Each Greek letter refers to a known variant strain with identified mutations in the genome. Each variant of concern has multiple mutations in their RNA sequence, and specifically in sequences providing the recipes for Spike and other structural proteins involved in pathogenicity. That is, mutations in the gene for the spike protein can lead to a strain with spike proteins better able to dock with human target cells (and thus increase infectivity) or spike proteins less susceptible to mRNA vaccine antibodies that recognize specific parts of the spike protein. Omicron, for example, has over 30 mutations in the spike protein gene alone. Note, however, that the absolute number of mutations does not correlate with altered pathogenicity. A single mutation at a particular location on the gene converting one specific amino acid might have more impact than 50 mutations scattered elsewhere. Omicron carries several mutations, including base substitutions resulting in amino acid substitutions, base deletions, base insertions, and more. Some of these are especially worrisome because they are known to influence pathogenicity.
Scientists need a means to identify those specific mutations within the Greek letter strain designation. The exact amino acid sequence of a given protein is determined by the exact base sequence of the respective gene. If a mutation in the gene's RNA sequence changes, say, converting a G to an A, the resulting protein might have a crucial amino acid change.
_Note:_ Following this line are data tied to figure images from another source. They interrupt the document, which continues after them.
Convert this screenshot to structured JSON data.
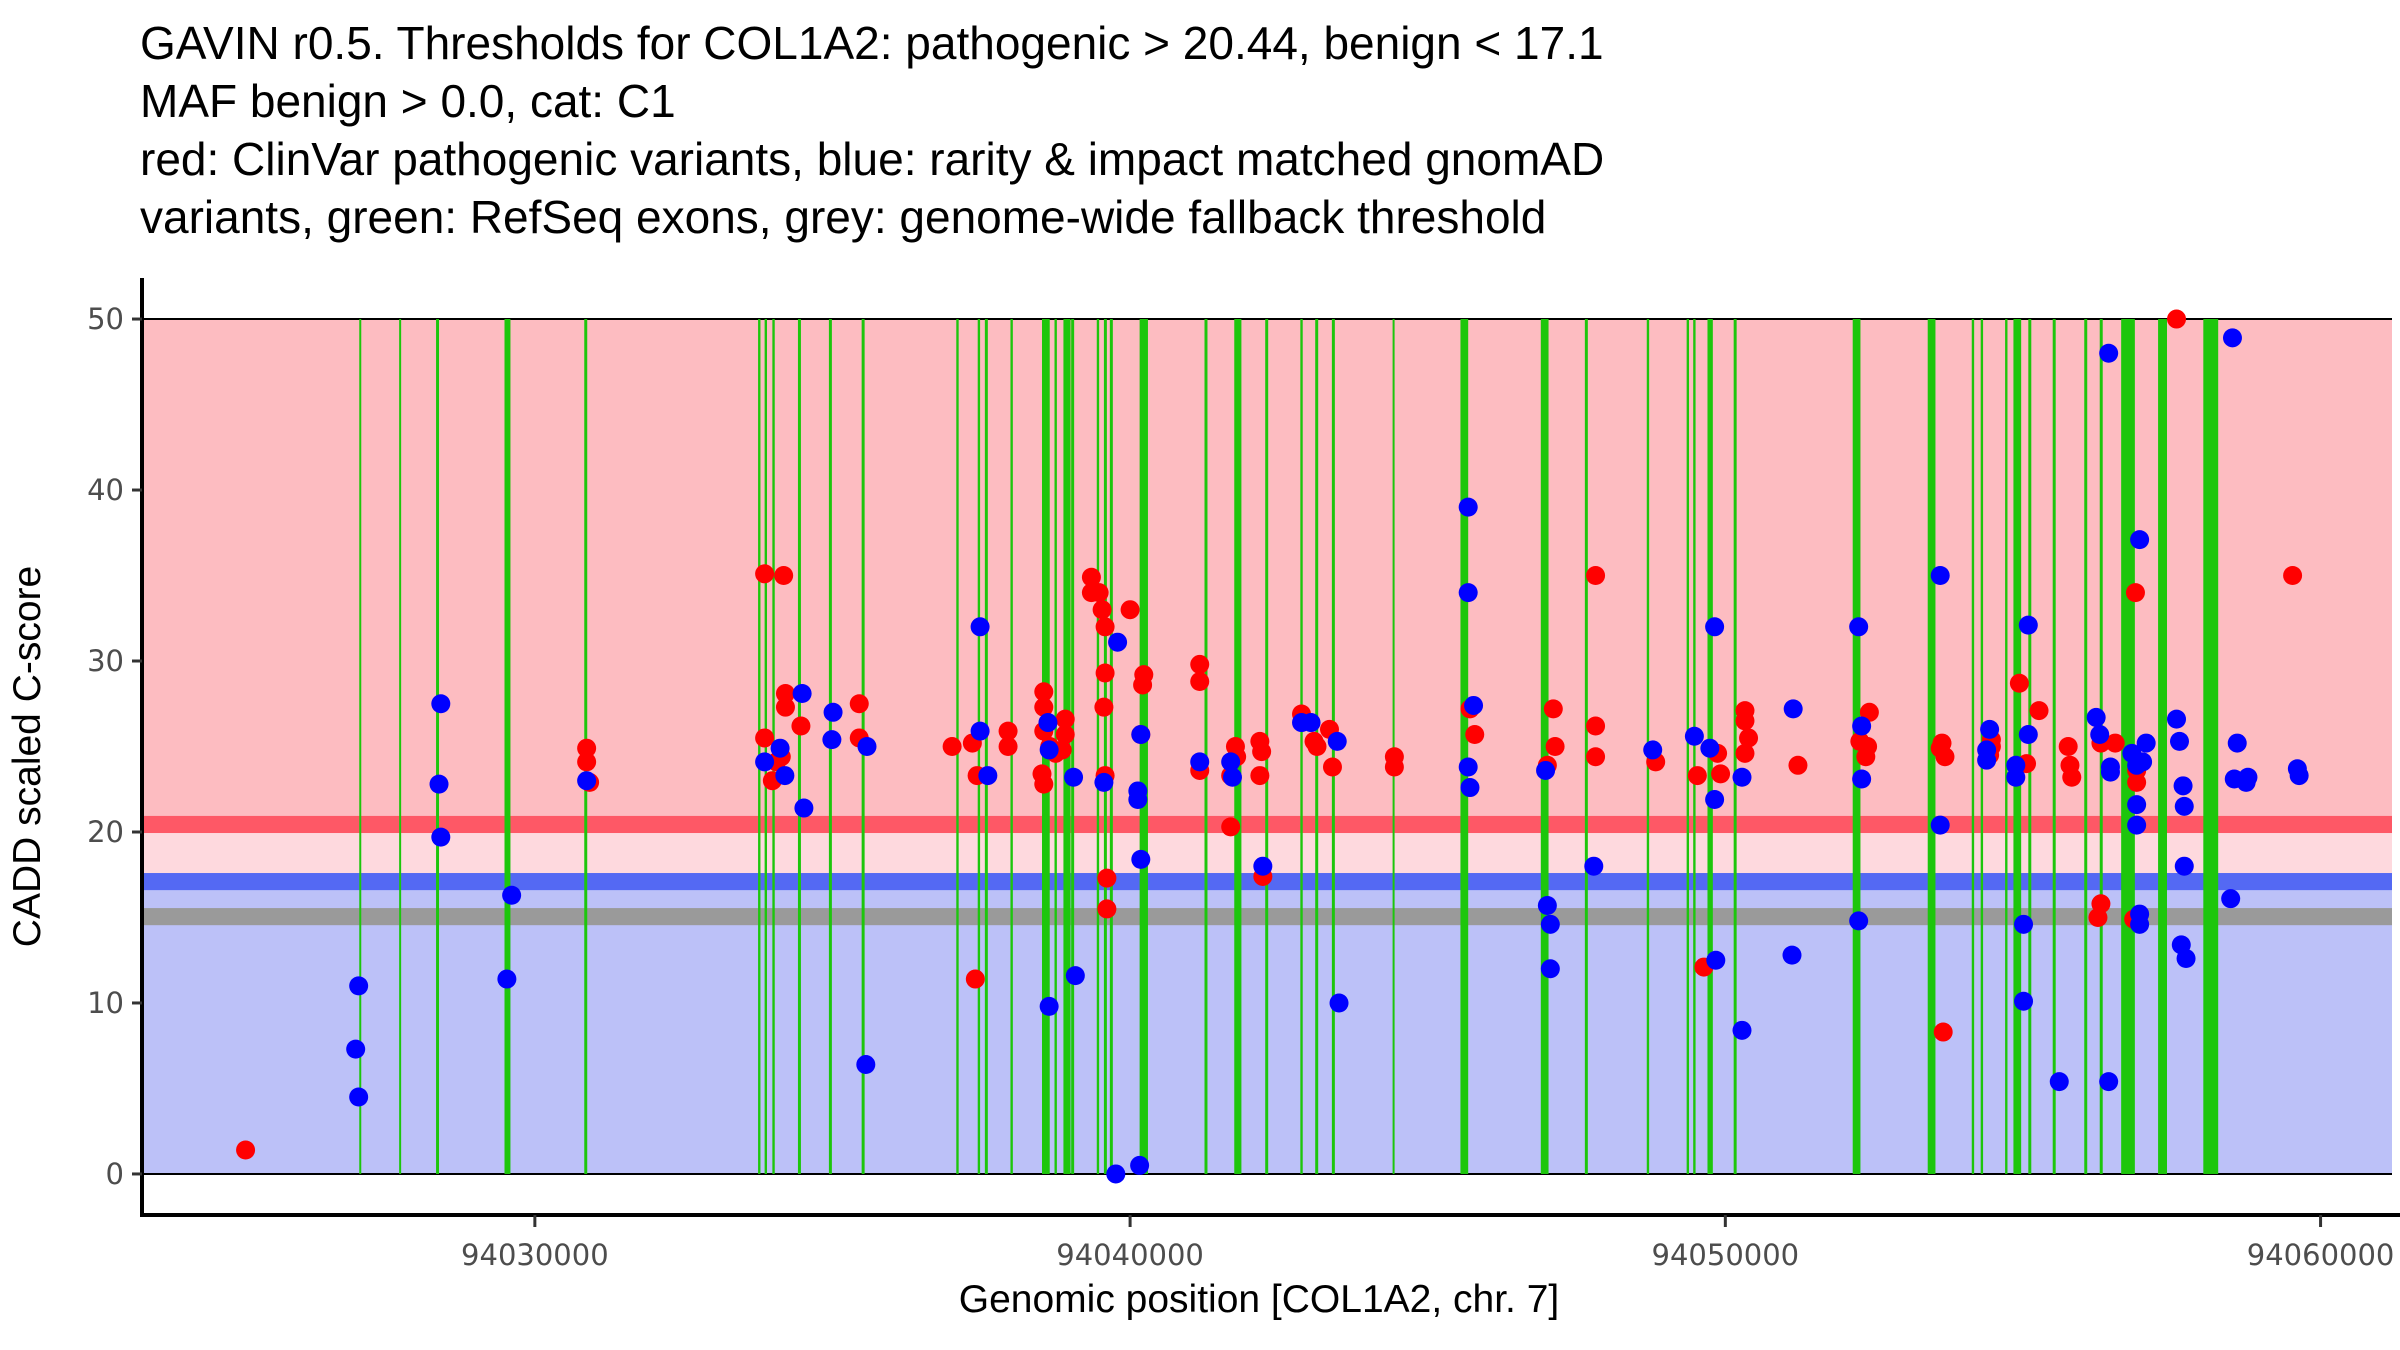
{
  "title_lines": [
    "GAVIN r0.5. Thresholds for COL1A2: pathogenic > 20.44, benign < 17.1",
    "MAF benign > 0.0, cat: C1",
    "red: ClinVar pathogenic variants, blue: rarity & impact matched gnomAD",
    "variants, green: RefSeq exons, grey: genome-wide fallback threshold"
  ],
  "colors": {
    "pathogenic_zone": "#FDBCC1",
    "intermediate_zone": "#FED9DE",
    "benign_zone": "#BCC1F8",
    "pathogenic_threshold": "#FE5866",
    "benign_threshold": "#5469F3",
    "fallback_threshold": "#9A9A9A",
    "exon": "#1DC60C",
    "clinvar_point": "#FF0000",
    "gnomad_point": "#0000FF"
  },
  "chart_data": {
    "type": "scatter",
    "title": "GAVIN r0.5. Thresholds for COL1A2: pathogenic > 20.44, benign < 17.1 / MAF benign > 0.0, cat: C1",
    "xlabel": "Genomic position [COL1A2, chr. 7]",
    "ylabel": "CADD scaled C-score",
    "xlim": [
      94023400,
      94061200
    ],
    "ylim": [
      -2.4,
      52.4
    ],
    "x_ticks": [
      94030000,
      94040000,
      94050000,
      94060000
    ],
    "x_tick_labels": [
      "94030000",
      "94040000",
      "94050000",
      "94060000"
    ],
    "y_ticks": [
      0,
      10,
      20,
      30,
      40,
      50
    ],
    "y_tick_labels": [
      "0",
      "10",
      "20",
      "30",
      "40",
      "50"
    ],
    "grid": false,
    "legend": "none (described in title)",
    "thresholds": {
      "pathogenic": 20.44,
      "benign": 17.1,
      "fallback": 15.05,
      "zone_top": 50,
      "zone_bottom": 0
    },
    "exons": [
      [
        94027050,
        94027070
      ],
      [
        94027720,
        94027740
      ],
      [
        94028340,
        94028390
      ],
      [
        94029490,
        94029590
      ],
      [
        94030830,
        94030880
      ],
      [
        94033750,
        94033790
      ],
      [
        94033860,
        94033900
      ],
      [
        94033990,
        94034030
      ],
      [
        94034420,
        94034470
      ],
      [
        94034940,
        94034990
      ],
      [
        94035490,
        94035540
      ],
      [
        94037080,
        94037120
      ],
      [
        94037440,
        94037480
      ],
      [
        94037560,
        94037610
      ],
      [
        94037990,
        94038030
      ],
      [
        94038520,
        94038650
      ],
      [
        94038730,
        94038770
      ],
      [
        94038880,
        94039000
      ],
      [
        94039010,
        94039060
      ],
      [
        94039440,
        94039480
      ],
      [
        94039560,
        94039610
      ],
      [
        94039660,
        94039710
      ],
      [
        94040160,
        94040260
      ],
      [
        94040250,
        94040300
      ],
      [
        94041250,
        94041300
      ],
      [
        94041750,
        94041870
      ],
      [
        94042270,
        94042320
      ],
      [
        94042860,
        94042900
      ],
      [
        94043110,
        94043160
      ],
      [
        94043390,
        94043440
      ],
      [
        94044410,
        94044440
      ],
      [
        94045550,
        94045680
      ],
      [
        94046900,
        94047030
      ],
      [
        94047640,
        94047690
      ],
      [
        94048680,
        94048720
      ],
      [
        94049350,
        94049390
      ],
      [
        94049460,
        94049500
      ],
      [
        94049700,
        94049790
      ],
      [
        94050140,
        94050190
      ],
      [
        94052140,
        94052270
      ],
      [
        94053400,
        94053530
      ],
      [
        94054140,
        94054180
      ],
      [
        94054290,
        94054330
      ],
      [
        94054700,
        94054740
      ],
      [
        94054840,
        94054970
      ],
      [
        94055090,
        94055140
      ],
      [
        94055500,
        94055550
      ],
      [
        94056030,
        94056080
      ],
      [
        94056290,
        94056340
      ],
      [
        94056650,
        94056880
      ],
      [
        94057270,
        94057420
      ],
      [
        94058030,
        94058280
      ]
    ],
    "series": [
      {
        "name": "ClinVar pathogenic variants",
        "color": "#FF0000",
        "points": [
          [
            94025140,
            1.4
          ],
          [
            94030870,
            24.9
          ],
          [
            94030870,
            24.1
          ],
          [
            94030920,
            22.9
          ],
          [
            94033860,
            35.1
          ],
          [
            94034180,
            35.0
          ],
          [
            94033860,
            25.5
          ],
          [
            94033990,
            23.0
          ],
          [
            94034060,
            24.1
          ],
          [
            94034140,
            24.4
          ],
          [
            94034210,
            28.1
          ],
          [
            94034210,
            27.3
          ],
          [
            94034470,
            26.2
          ],
          [
            94035450,
            27.5
          ],
          [
            94035450,
            25.5
          ],
          [
            94037010,
            25.0
          ],
          [
            94037350,
            25.2
          ],
          [
            94037430,
            23.3
          ],
          [
            94037400,
            11.4
          ],
          [
            94037950,
            25.9
          ],
          [
            94037950,
            25.0
          ],
          [
            94038550,
            28.2
          ],
          [
            94038550,
            27.3
          ],
          [
            94038550,
            25.9
          ],
          [
            94038520,
            23.4
          ],
          [
            94038550,
            22.8
          ],
          [
            94038650,
            25.0
          ],
          [
            94038750,
            24.6
          ],
          [
            94038910,
            26.6
          ],
          [
            94038910,
            25.7
          ],
          [
            94038860,
            24.8
          ],
          [
            94039350,
            34.9
          ],
          [
            94039350,
            34.0
          ],
          [
            94039480,
            34.0
          ],
          [
            94039530,
            33.0
          ],
          [
            94039580,
            32.0
          ],
          [
            94039580,
            29.3
          ],
          [
            94039560,
            27.3
          ],
          [
            94039580,
            23.3
          ],
          [
            94039610,
            17.3
          ],
          [
            94039610,
            15.5
          ],
          [
            94040000,
            33.0
          ],
          [
            94040180,
            25.7
          ],
          [
            94040230,
            29.2
          ],
          [
            94040210,
            28.6
          ],
          [
            94041170,
            29.8
          ],
          [
            94041170,
            28.8
          ],
          [
            94041170,
            23.6
          ],
          [
            94041690,
            20.3
          ],
          [
            94041770,
            25.0
          ],
          [
            94041790,
            24.4
          ],
          [
            94041690,
            23.3
          ],
          [
            94042180,
            25.3
          ],
          [
            94042210,
            24.7
          ],
          [
            94042180,
            23.3
          ],
          [
            94042230,
            17.4
          ],
          [
            94042880,
            26.9
          ],
          [
            94043090,
            25.3
          ],
          [
            94043140,
            25.0
          ],
          [
            94043350,
            26.0
          ],
          [
            94043400,
            23.8
          ],
          [
            94044440,
            24.4
          ],
          [
            94044440,
            23.8
          ],
          [
            94045710,
            27.2
          ],
          [
            94045790,
            25.7
          ],
          [
            94047010,
            23.9
          ],
          [
            94047110,
            27.2
          ],
          [
            94047140,
            25.0
          ],
          [
            94047820,
            35.0
          ],
          [
            94047820,
            26.2
          ],
          [
            94047820,
            24.4
          ],
          [
            94048830,
            24.1
          ],
          [
            94049530,
            23.3
          ],
          [
            94049640,
            12.1
          ],
          [
            94049870,
            24.6
          ],
          [
            94049920,
            23.4
          ],
          [
            94050330,
            27.1
          ],
          [
            94050330,
            26.5
          ],
          [
            94050390,
            25.5
          ],
          [
            94050330,
            24.6
          ],
          [
            94051220,
            23.9
          ],
          [
            94052260,
            25.3
          ],
          [
            94052390,
            25.0
          ],
          [
            94052360,
            24.4
          ],
          [
            94052420,
            27.0
          ],
          [
            94053640,
            25.2
          ],
          [
            94053610,
            24.9
          ],
          [
            94053690,
            24.4
          ],
          [
            94053660,
            8.3
          ],
          [
            94054470,
            25.4
          ],
          [
            94054470,
            25.0
          ],
          [
            94054440,
            24.5
          ],
          [
            94054940,
            28.7
          ],
          [
            94055060,
            24.0
          ],
          [
            94055270,
            27.1
          ],
          [
            94055760,
            25.0
          ],
          [
            94055790,
            23.9
          ],
          [
            94055820,
            23.2
          ],
          [
            94056310,
            25.2
          ],
          [
            94056310,
            15.8
          ],
          [
            94056260,
            15.0
          ],
          [
            94056550,
            25.2
          ],
          [
            94056890,
            34.0
          ],
          [
            94056910,
            23.6
          ],
          [
            94056910,
            22.9
          ],
          [
            94056860,
            14.9
          ],
          [
            94057580,
            50.0
          ],
          [
            94059530,
            35.0
          ]
        ]
      },
      {
        "name": "rarity & impact matched gnomAD variants",
        "color": "#0000FF",
        "points": [
          [
            94027040,
            11.0
          ],
          [
            94026990,
            7.3
          ],
          [
            94027040,
            4.5
          ],
          [
            94028420,
            27.5
          ],
          [
            94028390,
            22.8
          ],
          [
            94028420,
            19.7
          ],
          [
            94029610,
            16.3
          ],
          [
            94029530,
            11.4
          ],
          [
            94030870,
            23.0
          ],
          [
            94033860,
            24.1
          ],
          [
            94034120,
            24.9
          ],
          [
            94034200,
            23.3
          ],
          [
            94034490,
            28.1
          ],
          [
            94034520,
            21.4
          ],
          [
            94035010,
            27.0
          ],
          [
            94034990,
            25.4
          ],
          [
            94035580,
            25.0
          ],
          [
            94035560,
            6.4
          ],
          [
            94037480,
            32.0
          ],
          [
            94037480,
            25.9
          ],
          [
            94037610,
            23.3
          ],
          [
            94038620,
            26.4
          ],
          [
            94038640,
            24.8
          ],
          [
            94038640,
            9.8
          ],
          [
            94039050,
            23.2
          ],
          [
            94039080,
            11.6
          ],
          [
            94039560,
            22.9
          ],
          [
            94039790,
            31.1
          ],
          [
            94039760,
            0.0
          ],
          [
            94040180,
            25.7
          ],
          [
            94040130,
            22.4
          ],
          [
            94040130,
            21.9
          ],
          [
            94040180,
            18.4
          ],
          [
            94040160,
            0.5
          ],
          [
            94041170,
            24.1
          ],
          [
            94041720,
            23.2
          ],
          [
            94041690,
            24.1
          ],
          [
            94042230,
            18.0
          ],
          [
            94042880,
            26.4
          ],
          [
            94043040,
            26.4
          ],
          [
            94043510,
            10.0
          ],
          [
            94043480,
            25.3
          ],
          [
            94045680,
            39.0
          ],
          [
            94045680,
            34.0
          ],
          [
            94045680,
            23.8
          ],
          [
            94045710,
            22.6
          ],
          [
            94045770,
            27.4
          ],
          [
            94046980,
            23.6
          ],
          [
            94047010,
            15.7
          ],
          [
            94047060,
            14.6
          ],
          [
            94047060,
            12.0
          ],
          [
            94047790,
            18.0
          ],
          [
            94048780,
            24.8
          ],
          [
            94049480,
            25.6
          ],
          [
            94049740,
            24.9
          ],
          [
            94049820,
            32.0
          ],
          [
            94049820,
            21.9
          ],
          [
            94049840,
            12.5
          ],
          [
            94050280,
            8.4
          ],
          [
            94050280,
            23.2
          ],
          [
            94051140,
            27.2
          ],
          [
            94051120,
            12.8
          ],
          [
            94052240,
            32.0
          ],
          [
            94052290,
            26.2
          ],
          [
            94052290,
            23.1
          ],
          [
            94052240,
            14.8
          ],
          [
            94053610,
            35.0
          ],
          [
            94053610,
            20.4
          ],
          [
            94054390,
            24.2
          ],
          [
            94054390,
            24.8
          ],
          [
            94054440,
            26.0
          ],
          [
            94054880,
            23.9
          ],
          [
            94054880,
            23.2
          ],
          [
            94055010,
            14.6
          ],
          [
            94055010,
            10.1
          ],
          [
            94055090,
            32.1
          ],
          [
            94055090,
            25.7
          ],
          [
            94055610,
            5.4
          ],
          [
            94056230,
            26.7
          ],
          [
            94056290,
            25.7
          ],
          [
            94056440,
            48.0
          ],
          [
            94056470,
            23.8
          ],
          [
            94056470,
            23.5
          ],
          [
            94056440,
            5.4
          ],
          [
            94056830,
            24.6
          ],
          [
            94056910,
            23.9
          ],
          [
            94056960,
            37.1
          ],
          [
            94056910,
            21.6
          ],
          [
            94056910,
            20.4
          ],
          [
            94056960,
            15.2
          ],
          [
            94056960,
            14.6
          ],
          [
            94057070,
            25.2
          ],
          [
            94057010,
            24.1
          ],
          [
            94057580,
            26.6
          ],
          [
            94057630,
            25.3
          ],
          [
            94057690,
            22.7
          ],
          [
            94057660,
            13.4
          ],
          [
            94057740,
            12.6
          ],
          [
            94057710,
            18.0
          ],
          [
            94057710,
            21.5
          ],
          [
            94058520,
            48.9
          ],
          [
            94058600,
            25.2
          ],
          [
            94058490,
            16.1
          ],
          [
            94058550,
            23.1
          ],
          [
            94058750,
            22.9
          ],
          [
            94058780,
            23.2
          ],
          [
            94059610,
            23.7
          ],
          [
            94059640,
            23.3
          ]
        ]
      }
    ]
  }
}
So, for example. E484K refers to the Spike protein’s 484th amino acid in the protein chain. The amino acid glutamine (abbreviated ‘E’) at that exact location in the ancestral strain is replaced by the amino acid Lysine (abbr. ‘K’). This apparently small difference of one amino acid in the spike protein can have grave consequences, as this mutation seems to help the virus evade immune responses, including the protective effect of vaccines. Importantly, this E484K mutation is found in Beta, Gamma and Delta. Each mutation causing a change in the amino acid sequence of proteins involved in pathogenicity must be carefully scrutinized in each new strain as they arise. The best defense against new, potentially pathogenic mutations is to limit the population of viral particles. That is best achieved by vaccinations, masking and social distancing.